Correspondence: Dr A. L. Karunanayake, Department of Anatomy, Faculty of Medicine, University of Kelaniya, Ragama 11010, Sri Lanka.

Email: aranjan1368@gmail.com

Abstract

Background

Chronic low back pain is an important health problem Sri Lankan males.

Aim

To determine the association between low back pain and posture, exercise, family history, level of education, level of income, smoking, consumption of alcohol and animal proteins.

Methods

A case control study was carried out among 166 cases (patients with low back pain) and 196 controls (without low back pain). Data was collected using a pretested structured interviewer-administered questionnaire, enquiring about demographic data and details of risk factors.

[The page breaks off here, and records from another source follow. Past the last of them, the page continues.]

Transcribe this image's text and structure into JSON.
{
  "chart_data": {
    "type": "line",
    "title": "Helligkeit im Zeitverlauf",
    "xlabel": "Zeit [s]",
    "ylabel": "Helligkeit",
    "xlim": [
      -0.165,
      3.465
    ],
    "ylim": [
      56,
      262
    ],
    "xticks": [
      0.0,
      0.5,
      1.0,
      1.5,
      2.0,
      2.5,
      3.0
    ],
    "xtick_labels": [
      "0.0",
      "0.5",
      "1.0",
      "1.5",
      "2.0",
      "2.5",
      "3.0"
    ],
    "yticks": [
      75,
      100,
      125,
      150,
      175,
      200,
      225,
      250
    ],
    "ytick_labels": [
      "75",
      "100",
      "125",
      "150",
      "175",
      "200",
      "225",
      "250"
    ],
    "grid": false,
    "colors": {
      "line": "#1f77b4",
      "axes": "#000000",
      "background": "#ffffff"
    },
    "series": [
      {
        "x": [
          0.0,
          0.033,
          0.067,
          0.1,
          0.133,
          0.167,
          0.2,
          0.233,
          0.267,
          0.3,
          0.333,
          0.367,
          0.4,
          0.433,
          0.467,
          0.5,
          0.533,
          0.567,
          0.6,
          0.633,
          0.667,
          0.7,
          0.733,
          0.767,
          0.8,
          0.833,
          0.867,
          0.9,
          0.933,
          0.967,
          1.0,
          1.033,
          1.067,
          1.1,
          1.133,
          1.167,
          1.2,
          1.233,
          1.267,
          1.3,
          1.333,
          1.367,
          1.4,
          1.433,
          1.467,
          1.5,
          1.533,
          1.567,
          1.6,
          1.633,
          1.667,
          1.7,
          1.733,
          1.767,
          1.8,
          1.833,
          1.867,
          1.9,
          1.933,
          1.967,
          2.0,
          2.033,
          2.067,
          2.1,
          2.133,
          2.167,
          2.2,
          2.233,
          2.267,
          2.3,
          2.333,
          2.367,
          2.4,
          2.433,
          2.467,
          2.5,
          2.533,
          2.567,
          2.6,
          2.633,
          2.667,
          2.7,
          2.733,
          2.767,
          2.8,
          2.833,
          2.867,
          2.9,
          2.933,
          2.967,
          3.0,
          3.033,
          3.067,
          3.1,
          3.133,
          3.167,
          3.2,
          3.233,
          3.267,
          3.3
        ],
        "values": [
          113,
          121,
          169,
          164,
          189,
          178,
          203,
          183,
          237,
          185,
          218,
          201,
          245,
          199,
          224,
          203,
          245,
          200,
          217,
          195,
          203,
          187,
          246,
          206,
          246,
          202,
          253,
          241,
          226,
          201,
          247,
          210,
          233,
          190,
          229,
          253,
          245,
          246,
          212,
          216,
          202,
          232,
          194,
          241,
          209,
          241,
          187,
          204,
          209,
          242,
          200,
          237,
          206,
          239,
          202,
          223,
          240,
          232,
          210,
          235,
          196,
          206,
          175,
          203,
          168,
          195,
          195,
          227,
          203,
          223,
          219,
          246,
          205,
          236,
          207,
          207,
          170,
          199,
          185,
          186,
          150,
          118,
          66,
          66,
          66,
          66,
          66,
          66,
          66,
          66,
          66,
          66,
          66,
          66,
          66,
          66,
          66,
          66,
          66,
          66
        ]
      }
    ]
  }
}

Heights and weights were measured to calculate body mass index (BMI).

Results

Age range was 18–85 years. Mean age (SD) for cases was 47.8 (16) years. Mean age (SD) for controls was 42.6 (17) years. Bad posture (odds ration [OR] = 107.4), lack of exercise (OR = 16.4), positive family history (OR = 42.3), moderate education (OR = 1.8), daily alcohol consumption (OR = 2.4) and not consuming animal proteins (OR = 4.6) were significant risk factors for low back pain. BMI, level of income and smoking did not have a significant association with low back pain.

Conclusion

Posture, exercise, family history, level of education, consumption of animal proteins and consumption of alcohol had significant associations with low back pain. Most risk factors were similar to other countries. However, being marginally over weight and smoking regularly were not significantly associated with low back pain.